Have you seen this infomercial? If your a Momma with children under the age of six, and keep your tv tuned in to Nickelodeon 24/7, like me, then you've probably seen this a billion times. If not, take a quick gander...
Our babies' brains are incredible, there's not doubt about that. The fact that they can soak up and comprehend the world around them, long before they can verbally communicate, is proof to me that God did indeed create us all, fearfully and wonderfully.
That being said...
Is there really a NEED for our babies to read?? With products like this, our society has taken helicopter-parenting to a whole new level. (Helicopter-parenting: The act of a parent who constantly hovers, living vicariously through his/her children, in an effort to create Type A-over-achieving-perfectionist-robots.)
Yeah, yeah, yeah... so you've tapped into some extra brain space early on and now can impress all your friends at the next playdate. What young parents don't realize is this... Once you have a true reader in the house, things get tricky. Just like many of the other milestones you're so happy for your first child to reach... rolling, crawling, walking, talking... You quickly realize with your subsequent children that while those milestones are fun, they're also a pain in the butt....
Now that you have a roller, you can no longer let the baby nap on your bed, which is his favorite spot in the whole house and the only spot he'll sleep more than seven minutes... Now that you have a crawler, you have to sweep and mop daily because the baby will be putting EVERYTHING in his mouth... Now that you have a walker, the baby will be getting into more trouble than you thought possible. No cabinet, closet, toilet is safe. You cannot turn your back for a second. Ever. Even if you have safety locks, the little Houdini will still find a way into trouble.... Now that you have a talker, you can expect him to repeat the sayings you probably shouldn't have said, at the most inopportune times.

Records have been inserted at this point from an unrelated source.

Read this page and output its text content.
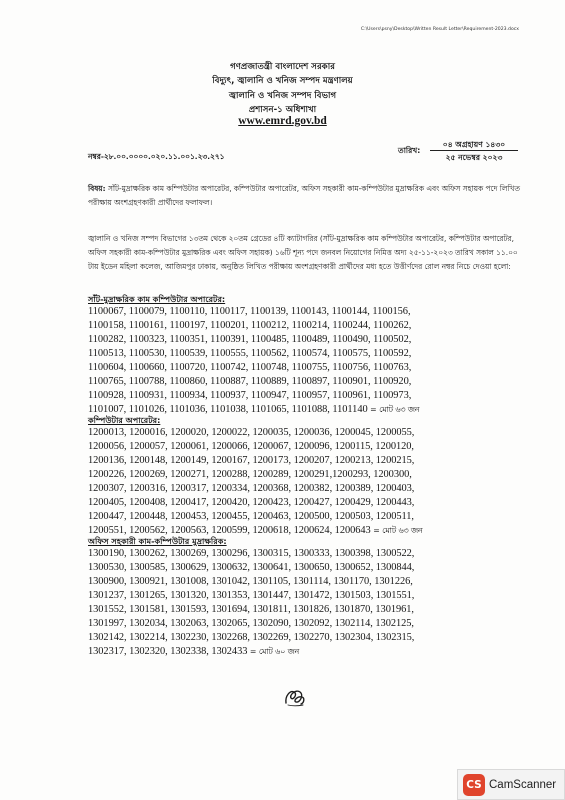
C:\Users\psny\Desktop\Written Result Letter\Requirement-2023.docx
গণপ্রজাতন্ত্রী বাংলাদেশ সরকার
বিদ্যুৎ, জ্বালানি ও খনিজ সম্পদ মন্ত্রণালয়
জ্বালানি ও খনিজ সম্পদ বিভাগ
প্রশাসন-১ অধিশাখা
www.emrd.gov.bd
তারিখ:
০৪ অগ্রহায়ণ ১৪৩০
২৫ নভেম্বর ২০২৩
নম্বর-২৮.০০.০০০০.০২০.১১.০০১.২৩.২৭১
বিষয়: সাঁট-মুদ্রাক্ষরিক কাম কম্পিউটার অপারেটর, কম্পিউটার অপারেটর, অফিস সহকারী কাম-কম্পিউটার মুদ্রাক্ষরিক এবং অফিস সহায়ক পদে লিখিত পরীক্ষায় অংশগ্রহণকারী প্রার্থীদের ফলাফল।
জ্বালানি ও খনিজ সম্পদ বিভাগের ১৩তম থেকে ২০তম গ্রেডের ৪টি ক্যাটাগরির (সাঁট-মুদ্রাক্ষরিক কাম কম্পিউটার অপারেটর, কম্পিউটার অপারেটর, অফিস সহকারী কাম-কম্পিউটার মুদ্রাক্ষরিক এবং অফিস সহায়ক) ১৬টি শূন্য পদে জনবল নিয়োগের নিমিত্ত অদ্য ২৫-১১-২০২৩ তারিখ সকাল ১১.০০ টায় ইডেন মহিলা কলেজ, আজিমপুর ঢাকায়, অনুষ্ঠিত লিখিত পরীক্ষায় অংশগ্রহণকারী প্রার্থীদের মধ্য হতে উত্তীর্ণদের রোল নম্বর নিচে দেওয়া হলো:
সাঁট-মুদ্রাক্ষরিক কাম কম্পিউটার অপারেটর:
1100067, 1100079, 1100110, 1100117, 1100139, 1100143, 1100144, 1100156,
1100158, 1100161, 1100197, 1100201, 1100212, 1100214, 1100244, 1100262,
1100282, 1100323, 1100351, 1100391, 1100485, 1100489, 1100490, 1100502,
1100513, 1100530, 1100539, 1100555, 1100562, 1100574, 1100575, 1100592,
1100604, 1100660, 1100720, 1100742, 1100748, 1100755, 1100756, 1100763,
1100765, 1100788, 1100860, 1100887, 1100889, 1100897, 1100901, 1100920,
1100928, 1100931, 1100934, 1100937, 1100947, 1100957, 1100961, 1100973,
1101007, 1101026, 1101036, 1101038, 1101065, 1101088, 1101140 = মোট ৬৩ জন
কম্পিউটার অপারেটর:
1200013, 1200016, 1200020, 1200022, 1200035, 1200036, 1200045, 1200055,
1200056, 1200057, 1200061, 1200066, 1200067, 1200096, 1200115, 1200120,
1200136, 1200148, 1200149, 1200167, 1200173, 1200207, 1200213, 1200215,
1200226, 1200269, 1200271, 1200288, 1200289, 1200291,1200293, 1200300,
1200307, 1200316, 1200317, 1200334, 1200368, 1200382, 1200389, 1200403,
1200405, 1200408, 1200417, 1200420, 1200423, 1200427, 1200429, 1200443,
1200447, 1200448, 1200453, 1200455, 1200463, 1200500, 1200503, 1200511,
1200551, 1200562, 1200563, 1200599, 1200618, 1200624, 1200643 = মোট ৬৩ জন
অফিস সহকারী কাম-কম্পিউটার মুদ্রাক্ষরিক:
1300190, 1300262, 1300269, 1300296, 1300315, 1300333, 1300398, 1300522,
1300530, 1300585, 1300629, 1300632, 1300641, 1300650, 1300652, 1300844,
1300900, 1300921, 1301008, 1301042, 1301105, 1301114, 1301170, 1301226,
1301237, 1301265, 1301320, 1301353, 1301447, 1301472, 1301503, 1301551,
1301552, 1301581, 1301593, 1301694, 1301811, 1301826, 1301870, 1301961,
1301997, 1302034, 1302063, 1302065, 1302090, 1302092, 1302114, 1302125,
1302142, 1302214, 1302230, 1302268, 1302269, 1302270, 1302304, 1302315,
1302317, 1302320, 1302338, 1302433 = মোট ৬০ জন
CS CamScanner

Well, let me just tell ya, same thing goes for that old reading milestone as well.
Once you have a reader, gone are the days of calling up a girlfriend to schedule a playdate and spelling out the plans, "Hey, can y'all P-L-A-Y later? Great! Do you wanna G-O-S-W-I-M-M-I-N-G or take a P-I-C-N-I-C to the P-A-R-K?"
This is important to do, because should the plans be cancelled or changed at the last minute, your tiny people will whine. The. Rest. Of. The. Day.
Once you have a reader, you can no longer tell your husband to quit being a J-A-C-K-A-S-S about how much you spent last month.... on groceries. And, you can no longer tell him that he can take his M-O-T-H-E-R-F-L-I-P-P-I-N-G budget and shove it up his T-I-G-H-T-A-S-S. Not that I would EVER speak or spell in such a manner though. Nope, not me.
Also, forget spelling out your children's birthday wish list items to your mother-in-law over the phone. And don't ever forget to logout of your e-mail account around Christmastime, since you did just send that list to your husband titled, "STUFF KIDS WANT FROM SANTA... FIT THIS INTO YOUR BUDGET, BUTT HEAD."
Spelling out names and details you are discussing no longer works either. Instead of saying, "Today at Burger King, S-U-E-E-L-L-E-N tried to tell me that lil' J-O-H-N-P-A-R-K-E-R was potty trained at 18 months, and glanced down all self-righteous, looking at my 2 year old in a diaper still. I wanted to scream at her, 'Your kid just laid a T-U-R-D up in the tunnel, you I-D-I-O-T! I'm no D-U-M-M-Y!' So, if you call that potty-trained, then fine. But I don't want to clean C-R-A-P out of underwear! You know? Why does she have to be all high and mighty? I don't think we can play with them anymore. It's just not good for my Christianity!"
It doesn't stop there. Don't write anything embarrassing on your grocery list that you don't want announced loud and proud for all Publix patrons to hear... "Mommy! Next on your list is ta-tam-tamp-TAMPONS!! DID YOU GET YOUR EXTRA ABSORBENCY TAMPONS YET MOMMA?? Oh, you did?? Okay, then now on the list is pr-prep-prepar...umm...PREPARATION H! How about that one? Did you get your PREPARATION H YET MOMMA??" Awesome. And, if you have a smart-alek husband like mine, who sees your list out on the counter then adds naughty items to the list while you aren't looking, you might have a hard time explaining some of those as well. Yes, you could just re-write the list when you notice he's done that, but if you've got the time to re-write a list you've been scribbling on for the last four days, then you've got more time on your hands than I do.
So, if you're an under-achiever like me, who's completely fine with allowing the kindergarten teacher to do her job and teach your child to read when they're five years old, instead of five days old, take pride in the fact that you're not a helicopter parent. And at the next playdate, when SueEllen starts to brag on lil' John Parker for being able to read at six months, boldly look her in the eyes and say, "So?"
Invent a program that teaches ALL the males in my house to ring the toilet when taking a leak. Then, I'll be impressed.